Much of the time I can accept that this just is. I can focus elsewhere. I can turn easily toward gratitude. But, sometimes, boxes are unpacked that force me to recognize what has changed in five years—that remind me that things will only ever get worse in this regard. Or I’ll get up feeling fine and by nightfall I’ll be on the bed with streaks of red climbing my leg, running a fever, and consumed by joint pain.
I’m sure I don’t need to say that it’s much harder to ignore immovable limitations and turn towards gratitude in those precise moments.
But that’s the way with these things, isn’t it? When you’re burdened with an unpleasant constant in your life, you’re also tasked with a constant discipline—keeping things in perspective and not ceding too much mental space to dark thoughts and feelings. And whether you can feel grateful and chirpy during the lowest of the lows within your particular boundary conditions is not an appropriate yardstick to use when judging how well you’re doing at thriving overall.

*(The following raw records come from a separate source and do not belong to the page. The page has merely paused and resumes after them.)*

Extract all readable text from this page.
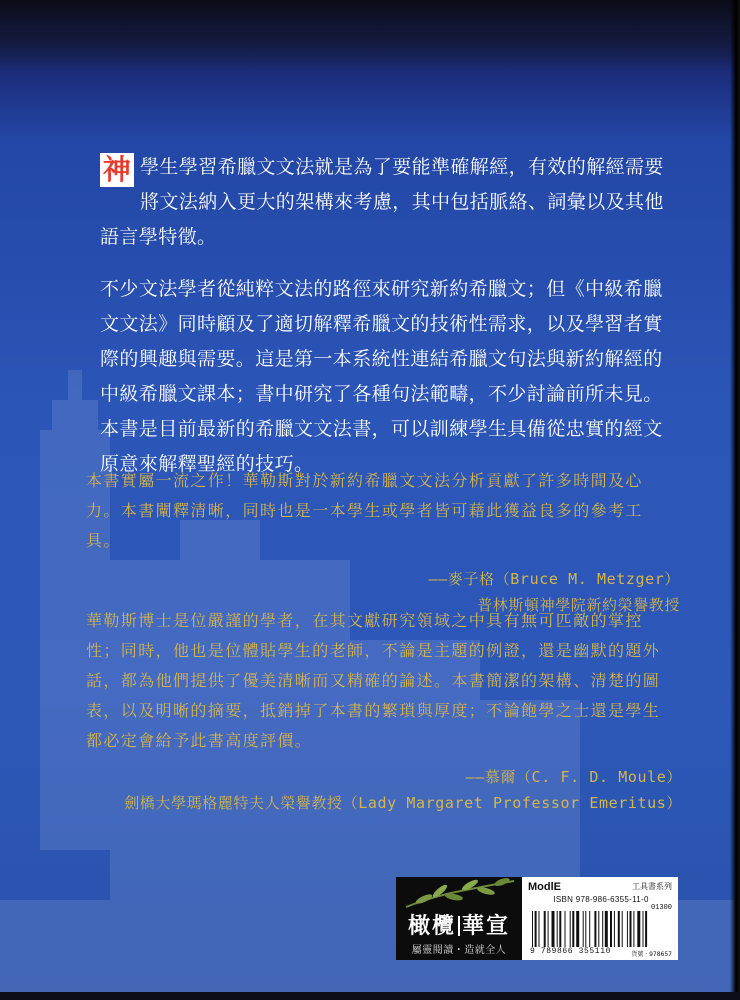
神 學生學習希臘文文法就是為了要能準確解經，有效的解經需要將文法納入更大的架構來考慮，其中包括脈絡、詞彙以及其他語言學特徵。

不少文法學者從純粹文法的路徑來研究新約希臘文；但《中級希臘文文法》同時顧及了適切解釋希臘文的技術性需求，以及學習者實際的興趣與需要。這是第一本系統性連結希臘文句法與新約解經的中級希臘文課本；書中研究了各種句法範疇，不少討論前所未見。本書是目前最新的希臘文文法書，可以訓練學生具備從忠實的經文原意來解釋聖經的技巧。

本書實屬一流之作！華勒斯對於新約希臘文文法分析貢獻了許多時間及心力。本書闡釋清晰，同時也是一本學生或學者皆可藉此獲益良多的參考工具。

——麥子格（Bruce M. Metzger）
普林斯頓神學院新約榮譽教授

華勒斯博士是位嚴謹的學者，在其文獻研究領域之中具有無可匹敵的掌控性；同時，他也是位體貼學生的老師，不論是主題的例證，還是幽默的題外話，都為他們提供了優美清晰而又精確的論述。本書簡潔的架構、清楚的圖表，以及明晰的摘要，抵銷掉了本書的繁瑣與厚度；不論飽學之士還是學生都必定會給予此書高度評價。

——慕爾（C. F. D. Moule）
劍橋大學瑪格麗特夫人榮譽教授（Lady Margaret Professor Emeritus）
橄欖 華宣
屬靈閱讀・造就全人
ModlE	工具書系列
ISBN 978-986-6355-11-0
01300
9 789866 355110	貨號 · 978657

No. The lowest of the lows is the time you get to acknowledge that things feel really sucky, and you wish they were different. It’s when you get to binge watch DVDs on the laptop, and read fluffy novels, and eat the chocolate ice cream in the freezer (assuming you can get up and get to it). It’s when you tell yourself that it’s OK, that you’ll start reaching for perspective again tomorrow, or the day after, or when the fever comes down and the needles come out.
Then, of course, when that day comes, that’s what you need to do. Start reaching for perspective, all over again.